Just use more exceptions and stop the Option-T overuse, then the syntax stops mattering, it's a stupid fad.
Exceptions should be for exceptional things. If something can be often none or a value it should be an option. And from an ergonomic point of view wrapping everything in try ... except ... finally is cumbersome.
For example in raytracing, this should really by an option: https://github.com/mratsim/trace-of-radiance/blob/c1744932/trace_of_radiance/physics/materials.nim#L39-L47
# Lambert / Diffuse Materials
# ------------------------------------------------------------------------------------------
func lambertian*(albedo: Attenuation): Lambertian {.inline.} =
result.albedo = albedo
func scatter(self: Lambertian, r_in: Ray,
rec: HitRecord, rng: var Rng,
attenuation: var Attenuation, scattered: var Ray): bool =
let scatter_direction = rec.normal + rng.random(UnitVector)
scattered = ray(rec.p, scatter_direction, r_in.time)
attenuation = self.albedo
return true
# Metal Materials
# ------------------------------------------------------------------------------------------
func metal*(albedo: Attenuation, fuzz: float64): Metal {.inline.} =
result.albedo = albedo
result.fuzz = min(fuzz, 1)
func scatter(self: Metal, r_in: Ray,
rec: HitRecord, rng: var Rng,
attenuation: var Attenuation, scattered: var Ray): bool =
let reflected = r_in.direction.unit_vector().reflect(rec.normal)
scattered = ray(rec.p, reflected + self.fuzz * rng.random_in_unit_sphere(Vec3))
if scattered.direction.dot(rec.normal) > 0:
attenuation = self.albedo
return true
return false
Metal materials can scatter rays, diffuse cannot. I'm not going to create type ScatterException = object of Exception to model the fact that some material may scatter, some never.
Now the reason why I don't use option here but a var + bool, is perf. When I wrote the code 6 years ago, RVO (Return Value Optimization) wasn't working in this case + option .get returned a copy and changing it to lent had a showstopper bug (https://github.com/nim-lang/Nim/issues/14420) so today it should be as efficient (famous last word). All of that impacted my perf by 20~30%.
Another example from deep learning / AI
Some layer add a bias to matrix multiplication C = A*B + bias and some do not. It's really strange to write
let C = block:
var C = A*B
try
C += bias
finally:
C an option would be way clearer. Exceptions should be for exceptional things.

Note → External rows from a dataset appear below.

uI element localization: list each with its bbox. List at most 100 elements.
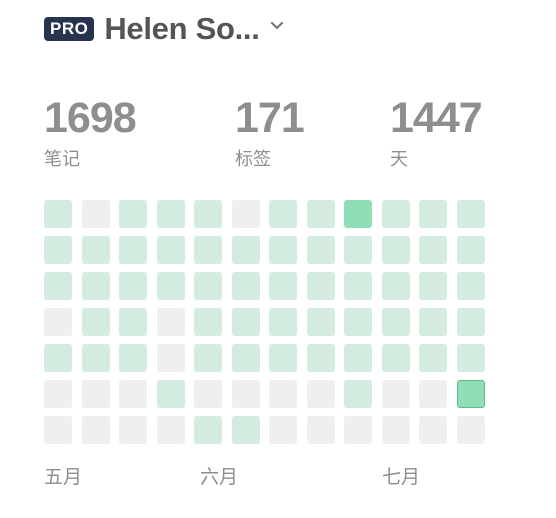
- heatmap-cell[interactable]: [382, 344, 410, 372]
- tags-stat[interactable]: 171 标签: [235, 94, 305, 170]
- heatmap-cell[interactable]: [419, 272, 447, 300]
- heatmap-cell[interactable]: [307, 416, 335, 444]
- heatmap-cell[interactable]: [269, 416, 297, 444]
- heatmap-cell[interactable]: [194, 344, 222, 372]
- heatmap-cell[interactable]: [232, 200, 260, 228]
- heatmap-cell[interactable]: [382, 380, 410, 408]
- days-label: 天: [390, 149, 408, 169]
- heatmap-cell[interactable]: [194, 200, 222, 228]
- month-label-june: 六月: [200, 467, 239, 488]
- heatmap-cell[interactable]: [344, 416, 372, 444]
- heatmap-cell[interactable]: [419, 416, 447, 444]
- heatmap-cell[interactable]: [269, 308, 297, 336]
- heatmap-cell[interactable]: [232, 344, 260, 372]
- heatmap-cell[interactable]: [157, 200, 185, 228]
- heatmap-cell[interactable]: [157, 344, 185, 372]
- heatmap-cell[interactable]: [194, 308, 222, 336]
- heatmap-cell[interactable]: [307, 380, 335, 408]
- heatmap-cell[interactable]: [344, 236, 372, 264]
- heatmap-cell[interactable]: [82, 236, 110, 264]
- heatmap-cell[interactable]: [157, 236, 185, 264]
- heatmap-cell[interactable]: [119, 272, 147, 300]
- heatmap-cell[interactable]: [194, 416, 222, 444]
- notes-count: 1698: [44, 94, 137, 142]
- heatmap-cell[interactable]: [232, 308, 260, 336]
- tags-count: 171: [235, 94, 305, 142]
- heatmap-cell[interactable]: [382, 416, 410, 444]
- activity-heatmap: [44, 200, 486, 444]
- heatmap-cell[interactable]: [344, 272, 372, 300]
- heatmap-cell[interactable]: [157, 416, 185, 444]
- heatmap-cell[interactable]: [82, 308, 110, 336]
- heatmap-cell[interactable]: [419, 344, 447, 372]
- heatmap-cell[interactable]: [44, 416, 72, 444]
- heatmap-cell[interactable]: [119, 308, 147, 336]
- heatmap-cell[interactable]: [232, 236, 260, 264]
- heatmap-cell[interactable]: [44, 308, 72, 336]
- heatmap-cell[interactable]: [419, 200, 447, 228]
- notes-stat[interactable]: 1698 笔记: [44, 94, 137, 170]
- heatmap-cell[interactable]: [457, 308, 485, 336]
- heatmap-cell[interactable]: [382, 308, 410, 336]
- heatmap-cell[interactable]: [307, 236, 335, 264]
- heatmap-cell[interactable]: [119, 236, 147, 264]
- heatmap-cell[interactable]: [382, 200, 410, 228]
- month-label-may: 五月: [44, 467, 83, 488]
- heatmap-cell[interactable]: [194, 380, 222, 408]
- heatmap-cell[interactable]: [269, 236, 297, 264]
- heatmap-cell[interactable]: [457, 344, 485, 372]
- heatmap-cell[interactable]: [232, 272, 260, 300]
- tags-label: 标签: [235, 149, 271, 169]
- heatmap-cell[interactable]: [419, 308, 447, 336]
- heatmap-cell[interactable]: [119, 200, 147, 228]
- heatmap-cell[interactable]: [457, 380, 485, 408]
- heatmap-cell[interactable]: [82, 344, 110, 372]
- heatmap-cell[interactable]: [269, 344, 297, 372]
- heatmap-cell[interactable]: [194, 272, 222, 300]
- days-count: 1447: [390, 94, 483, 142]
- heatmap-cell[interactable]: [457, 236, 485, 264]
- heatmap-cell[interactable]: [457, 272, 485, 300]
- heatmap-cell[interactable]: [457, 200, 485, 228]
- heatmap-cell[interactable]: [419, 236, 447, 264]
- heatmap-cell[interactable]: [119, 416, 147, 444]
- heatmap-cell[interactable]: [157, 380, 185, 408]
- heatmap-cell[interactable]: [344, 380, 372, 408]
- heatmap-cell[interactable]: [269, 380, 297, 408]
- heatmap-cell[interactable]: [382, 236, 410, 264]
- heatmap-cell[interactable]: [307, 272, 335, 300]
- heatmap-cell[interactable]: [344, 308, 372, 336]
- heatmap-cell[interactable]: [194, 236, 222, 264]
- heatmap-cell[interactable]: [457, 416, 485, 444]
- heatmap-cell[interactable]: [157, 272, 185, 300]
- heatmap-cell[interactable]: [119, 380, 147, 408]
- heatmap-cell[interactable]: [307, 200, 335, 228]
- heatmap-cell[interactable]: [44, 380, 72, 408]
- heatmap-cell[interactable]: [307, 308, 335, 336]
- days-stat: 1447 天: [390, 94, 483, 170]
- month-label-july: 七月: [382, 467, 421, 488]
- heatmap-cell[interactable]: [44, 344, 72, 372]
- heatmap-cell[interactable]: [382, 272, 410, 300]
- heatmap-cell[interactable]: [44, 272, 72, 300]
- heatmap-cell[interactable]: [307, 344, 335, 372]
- heatmap-cell[interactable]: [82, 272, 110, 300]
- heatmap-cell[interactable]: [419, 380, 447, 408]
- heatmap-cell[interactable]: [82, 416, 110, 444]
- heatmap-cell[interactable]: [82, 380, 110, 408]
- account-header: PRO Helen So...: [44, 12, 284, 46]
- heatmap-cell[interactable]: [344, 200, 372, 228]
- heatmap-cell[interactable]: [82, 200, 110, 228]
- heatmap-cell[interactable]: [44, 236, 72, 264]
- heatmap-cell[interactable]: [232, 380, 260, 408]
- heatmap-cell[interactable]: [269, 200, 297, 228]
- heatmap-cell[interactable]: [119, 344, 147, 372]
- user-name[interactable]: Helen So...: [104, 12, 259, 46]
- heatmap-cell[interactable]: [157, 308, 185, 336]
- heatmap-cell[interactable]: [269, 272, 297, 300]
- heatmap-cell[interactable]: [44, 200, 72, 228]
- pro-badge: PRO: [44, 17, 95, 41]
- heatmap-cell[interactable]: [344, 344, 372, 372]
- heatmap-cell[interactable]: [232, 416, 260, 444]
- chevron-down-icon[interactable]: [270, 19, 284, 33]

Nah, they are non-local control flow, use them to make the code shorter. Or don't cause they suck. My point is that the name is misleading as nobody can agree on what "exceptional" means. It is a mechanism that inserts auto-returns into your code. That can be good and it can be bad. But framing it as "it's for exceptional things" isn't particularly helpful.

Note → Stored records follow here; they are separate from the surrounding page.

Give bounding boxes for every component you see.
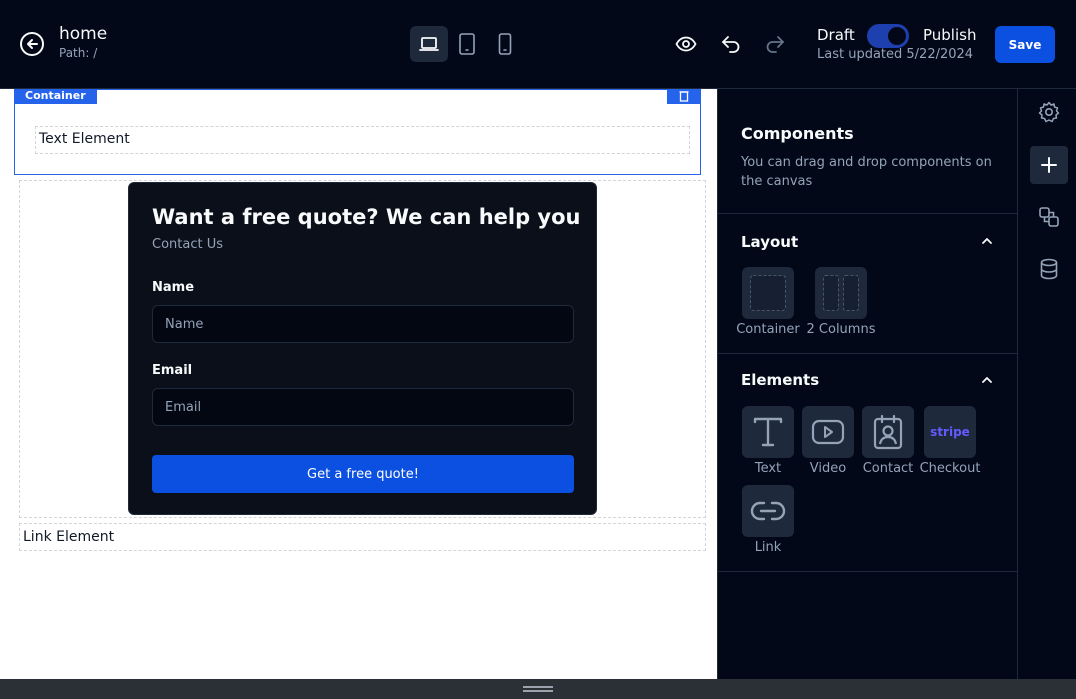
elements-section: Elements Text Video Contact stripe Check… [718, 354, 1018, 572]
element-tile-contact[interactable]: Contact [861, 406, 915, 476]
layout-tile-label: 2 Columns [806, 322, 876, 337]
settings-rail-button[interactable] [1030, 93, 1068, 131]
element-tile-label: Video [809, 461, 847, 476]
redo-button[interactable] [763, 32, 787, 56]
element-tile-label: Link [754, 540, 782, 555]
elements-section-title: Elements [741, 371, 820, 389]
components-title: Components [741, 124, 854, 143]
arrow-left-icon [27, 39, 38, 49]
add-components-rail-button[interactable] [1030, 146, 1068, 184]
element-tile-text[interactable]: Text [741, 406, 795, 476]
name-input[interactable] [152, 305, 574, 343]
undo-button[interactable] [719, 32, 743, 56]
stripe-icon: stripe [924, 406, 976, 458]
layout-section-title: Layout [741, 233, 799, 251]
preview-button[interactable] [674, 32, 698, 56]
two-columns-icon [823, 275, 859, 311]
element-tile-link[interactable]: Link [741, 485, 795, 555]
text-icon [753, 417, 783, 447]
eye-icon [675, 36, 697, 52]
tablet-icon [459, 33, 475, 55]
back-button[interactable] [20, 32, 44, 56]
chevron-up-icon[interactable] [980, 234, 994, 248]
editor-icon-rail [1017, 89, 1076, 679]
video-icon [811, 419, 845, 445]
text-element[interactable]: Text Element [35, 126, 690, 154]
components-header: Components You can drag and drop compone… [718, 89, 1018, 214]
settings-icon [1038, 101, 1060, 123]
device-switcher [410, 26, 524, 62]
contact-form-subtitle: Contact Us [152, 237, 223, 252]
layout-tile-2-columns[interactable]: 2 Columns [807, 267, 875, 337]
layout-tile-container[interactable]: Container [736, 267, 800, 337]
page-path: Path: / [59, 46, 98, 60]
two-columns-icon-box [815, 267, 867, 319]
element-tile-label: Checkout [919, 461, 981, 476]
publish-label: Publish [923, 26, 977, 44]
components-panel: Components You can drag and drop compone… [717, 89, 1018, 679]
email-label: Email [152, 363, 193, 378]
element-tile-checkout[interactable]: stripe Checkout [920, 406, 980, 476]
name-label: Name [152, 280, 195, 295]
mobile-view-button[interactable] [486, 26, 524, 62]
tablet-view-button[interactable] [448, 26, 486, 62]
contact-form-card[interactable]: Want a free quote? We can help you Conta… [128, 182, 597, 515]
plus-icon [1041, 157, 1057, 173]
chevron-up-icon[interactable] [980, 373, 994, 387]
link-icon-box [742, 485, 794, 537]
undo-icon [722, 36, 740, 53]
desktop-view-button[interactable] [410, 26, 448, 62]
layers-icon [1039, 207, 1059, 227]
panel-resize-handle[interactable] [0, 679, 1076, 699]
contact-form-title: Want a free quote? We can help you [152, 205, 581, 229]
database-rail-button[interactable] [1030, 250, 1068, 288]
container-icon [750, 275, 786, 311]
element-tile-label: Text [754, 461, 782, 476]
editor-canvas[interactable]: Container Text Element Want a free quote… [0, 89, 717, 679]
trash-icon [679, 91, 689, 102]
grip-icon [523, 686, 553, 692]
editor-topbar: home Path: / Draft Publish Last updated … [0, 0, 1076, 89]
publish-toggle[interactable] [867, 24, 909, 48]
link-element[interactable]: Link Element [19, 523, 706, 551]
stripe-logo-text: stripe [930, 425, 970, 439]
redo-icon [766, 36, 784, 53]
last-updated-text: Last updated 5/22/2024 [817, 47, 974, 62]
laptop-icon [419, 37, 439, 51]
save-button[interactable]: Save [995, 26, 1055, 63]
phone-icon [498, 33, 512, 55]
email-input[interactable] [152, 388, 574, 426]
text-icon-box [742, 406, 794, 458]
container-badge: Container [14, 89, 97, 104]
link-icon [750, 501, 786, 521]
layout-tile-label: Container [736, 322, 800, 337]
draft-label: Draft [817, 26, 855, 44]
element-tile-label: Contact [862, 461, 914, 476]
database-icon [1040, 258, 1058, 280]
components-description: You can drag and drop components on the … [741, 155, 992, 189]
get-quote-button[interactable]: Get a free quote! [152, 455, 574, 493]
page-name: home [59, 24, 108, 44]
layout-section: Layout Container 2 Columns [718, 214, 1018, 354]
toggle-knob [888, 27, 906, 45]
layers-rail-button[interactable] [1030, 198, 1068, 236]
container-icon-box [742, 267, 794, 319]
element-tile-video[interactable]: Video [801, 406, 855, 476]
delete-container-button[interactable] [667, 89, 701, 104]
video-icon-box [802, 406, 854, 458]
contact-icon-box [862, 406, 914, 458]
contact-icon [873, 414, 903, 450]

You can use const to avoid writing none(type) many times.
import std/options
type
Foo = object
x: int
const FooNone = none(Foo)
proc createFoo(x: int): Option[Foo] =
if x == 0: FooNone else: some(Foo(x: x))
var f0 = createFoo(0)
doAssert f0.isNone
var f1 = createFoo(1)
doAssert f1.isSome sure, you can abuse exceptions
Currently Option-T and Either-T are abused much moreso. Forcing every caller to bubble up errors manually isn't the solution when systems keep growing faster than we can handle it.